The assembler receives notification about a new
order and collects components from his warehouse. He puts together, configures, tests the computer
and does all other trivial actions that are outside of the Ultimate IEM business logic.
Barcodes of
every component installed into the product are scanned and stored in the database.
As a result, the system stores complete information on every final product – all components along with their serial numbers, the supplier and the delivery date for each component, the exact time (down to seconds) – when components were transferred to the assembly, of the assembling itself, when the final product was transferred to the warehouse and dispatched to the customer.
5. The assembler attaches a barcode (the serial number for the assembled computer), printed out from the Ultimate, onto the assembled, configured and tested computer:
Then he scans it with his barcode scanner, the system labels the work order as completed and transfers the finished computer to the assembly warehouse.
6. The same as in step 3, but in the opposite direction: once an hour, the system robot generates a release note for internal transfer ‘production warehouse → local warehouse’ for items produced up to that moment.
7. In order not to expand the internal product classification with
unique products on every custom order, assembled products are recorded by both the product code and
the serial number (barcode).
Ultra Electronics used 4 CPU type based products for custom
configurations (13165 “Intel Pentium based PC”, 13166 “AMD Athlon based PC”, ...).
This is what
the addressing in documents looked like: 13165 “Intel Pentium based PC s/n 13817869”. The number of
‘root’ products used can be anything, from one to indefinite.
8. The FIFO production cost for made-to-order products is calculated by the system automatically; for each ‘product code / serial number’ pair individually.
9. When a finished product arrives at the local warehouse, the
Ultimate automatically notifies the salesperson (if he took part in the process) and the
customer.
And then it’s dispatched as usual.
In 2005, Ultra Electronics manufactured and dispatched 47,000
custom-built computers using the above-described scheme.
Glitches encountered were within the
range of standard deviation.
P.S. Assembly of serially produced items (as opposed to custom-built, as discussed
above) is implemented by Ultimate in a similar way.
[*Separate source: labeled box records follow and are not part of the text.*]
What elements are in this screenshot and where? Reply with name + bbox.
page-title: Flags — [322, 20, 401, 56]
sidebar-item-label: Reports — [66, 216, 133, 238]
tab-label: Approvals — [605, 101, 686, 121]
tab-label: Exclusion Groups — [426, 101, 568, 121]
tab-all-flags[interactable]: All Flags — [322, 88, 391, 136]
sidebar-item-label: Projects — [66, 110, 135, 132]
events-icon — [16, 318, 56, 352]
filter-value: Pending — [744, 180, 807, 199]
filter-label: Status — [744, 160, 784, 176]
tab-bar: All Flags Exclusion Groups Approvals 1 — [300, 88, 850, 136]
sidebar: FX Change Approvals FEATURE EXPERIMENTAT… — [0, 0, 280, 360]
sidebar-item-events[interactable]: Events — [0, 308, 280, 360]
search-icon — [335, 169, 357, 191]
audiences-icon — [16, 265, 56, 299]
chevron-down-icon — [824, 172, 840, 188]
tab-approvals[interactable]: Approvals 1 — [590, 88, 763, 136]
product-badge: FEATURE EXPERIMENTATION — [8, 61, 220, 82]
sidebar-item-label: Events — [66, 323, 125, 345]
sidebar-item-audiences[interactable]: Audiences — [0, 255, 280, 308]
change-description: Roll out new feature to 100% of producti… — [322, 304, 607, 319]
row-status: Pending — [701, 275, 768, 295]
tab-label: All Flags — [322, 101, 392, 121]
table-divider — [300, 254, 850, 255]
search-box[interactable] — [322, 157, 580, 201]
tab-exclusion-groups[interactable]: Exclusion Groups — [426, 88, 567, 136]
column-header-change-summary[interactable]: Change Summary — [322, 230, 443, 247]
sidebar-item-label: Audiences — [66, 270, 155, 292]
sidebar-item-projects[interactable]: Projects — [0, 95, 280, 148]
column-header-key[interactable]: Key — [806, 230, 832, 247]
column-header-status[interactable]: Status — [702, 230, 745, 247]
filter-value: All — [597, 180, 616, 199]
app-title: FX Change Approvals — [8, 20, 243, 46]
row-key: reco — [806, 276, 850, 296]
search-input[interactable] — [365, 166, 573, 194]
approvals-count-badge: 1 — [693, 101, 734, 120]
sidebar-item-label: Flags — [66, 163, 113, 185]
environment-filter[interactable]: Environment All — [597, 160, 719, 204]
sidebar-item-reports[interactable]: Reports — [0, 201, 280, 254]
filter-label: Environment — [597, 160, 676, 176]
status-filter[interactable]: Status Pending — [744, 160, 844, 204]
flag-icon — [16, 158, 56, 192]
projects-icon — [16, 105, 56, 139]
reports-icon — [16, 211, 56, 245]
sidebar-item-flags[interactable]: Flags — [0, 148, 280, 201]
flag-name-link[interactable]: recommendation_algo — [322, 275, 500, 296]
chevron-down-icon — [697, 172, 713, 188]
That’s why we decided not to make it a
separate case.
Except, instead of the work order document, a process diagram is
used, and the production cost is calculated for the production batch in general.
Ultimate
supports the process flow for both job production (one product assembler per item from beginning
to end) and the assembly line scheme, where people specialize in certain operations.
Following
the Ultimate IEM scheme for flow production, in 2006 Ultra Electronics manufactured 83,000 PC
system units, while Ulmart – 52,000 pieces in 2014 respectively.